Department of Pathology, Ann and Robert H. Lurie Children's Hospital of Chicago, Feinberg School of Medicine, Northwestern University, Chicago, IL 60611, USA.
Am J Clin Pathol. 2013 Sep;140(3):293-300. doi: 10.1309/AJCPLSN0RQKHJX1A.
Recent reports have provided conflicting evidence on the stability of CCR3 expression on the surface of basophils. Hence we wanted to independently evaluate the diagnostic usefulness of CCR3 as a surrogate marker of basophil activation and function.

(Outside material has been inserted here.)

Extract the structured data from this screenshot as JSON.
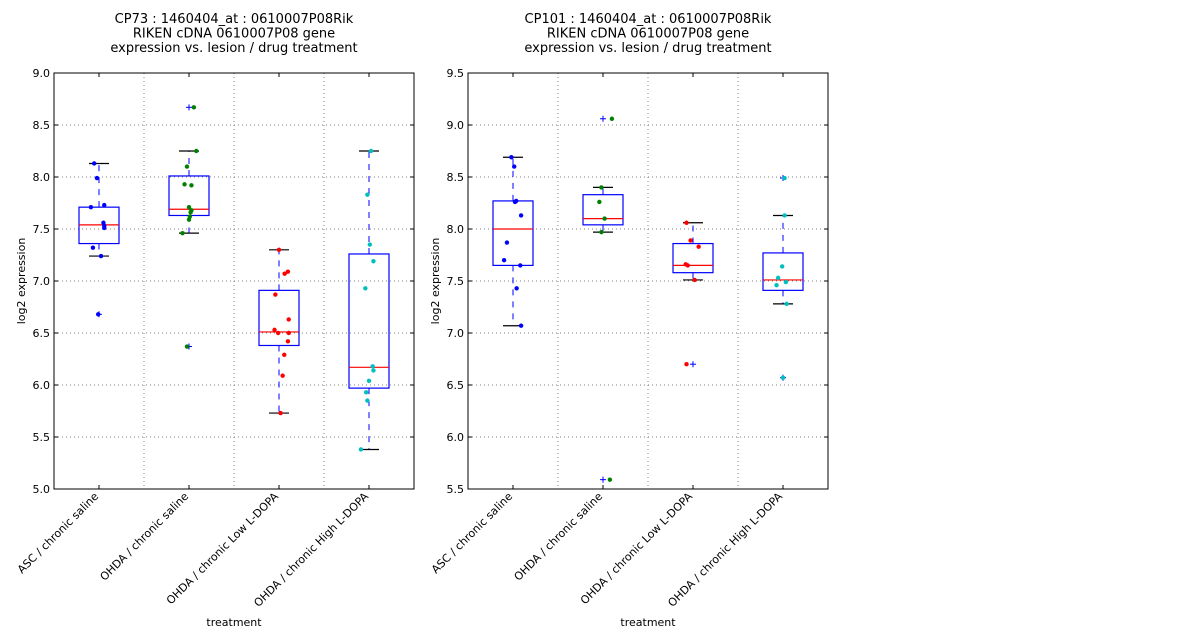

We examined the correlative relationship between CCR3 expression on the surface of donor basophils and histamine release after donor basophils were treated with agonistic antibodies directed against the high-affinity IgE-Fc receptor and serum samples from 80 individuals displaying symptoms of chronic urticaria (CU).
We observed that CCR3 was significantly downregulated on donor basophils treated with the agonistic antibody and CU-patient serum that demonstrated positive "histamine-releasing activity" (HRA scores >10). However, CCR3 downregulation was also observed on donor basophils incubated with more than 40% of CU-patient serum samples with HRA scores less than or equal to 10.
Overall our data show that CCR3 demonstrates adequate sensitivity (83%) but weak specificity (59%) in its ability to reliably identify histamine-releasing activated basophils.
最近的报告提供了相互矛盾的证据,表明嗜碱性粒细胞表面 CCR3 表达的稳定性。因此,我们希望独立评估 CCR3 作为嗜碱性粒细胞激活和功能替代标志物的诊断有用性。
我们研究了供体嗜碱性粒细胞表面 CCR3 表达与供体嗜碱性粒细胞用针对高亲和力 IgE-Fc 受体的激动性抗体和来自 80 名患有慢性荨麻疹 (CU) 症状个体的血清样本处理后组胺释放之间的相关性。
我们观察到,用激动性抗体和 CU 患者血清处理的供体嗜碱性粒细胞中 CCR3 明显下调,这些 CU 患者血清表现出阳性“组胺释放活性”(HRA 评分>10)。然而,在与 HRA 评分小于或等于 10 的超过 40%的 CU 患者血清样本孵育的供体嗜碱性粒细胞中也观察到 CCR3 下调。
总的来说,我们的数据表明 CCR3 在可靠识别释放组胺的激活嗜碱性粒细胞方面具有足够的敏感性(83%)但特异性较弱(59%)。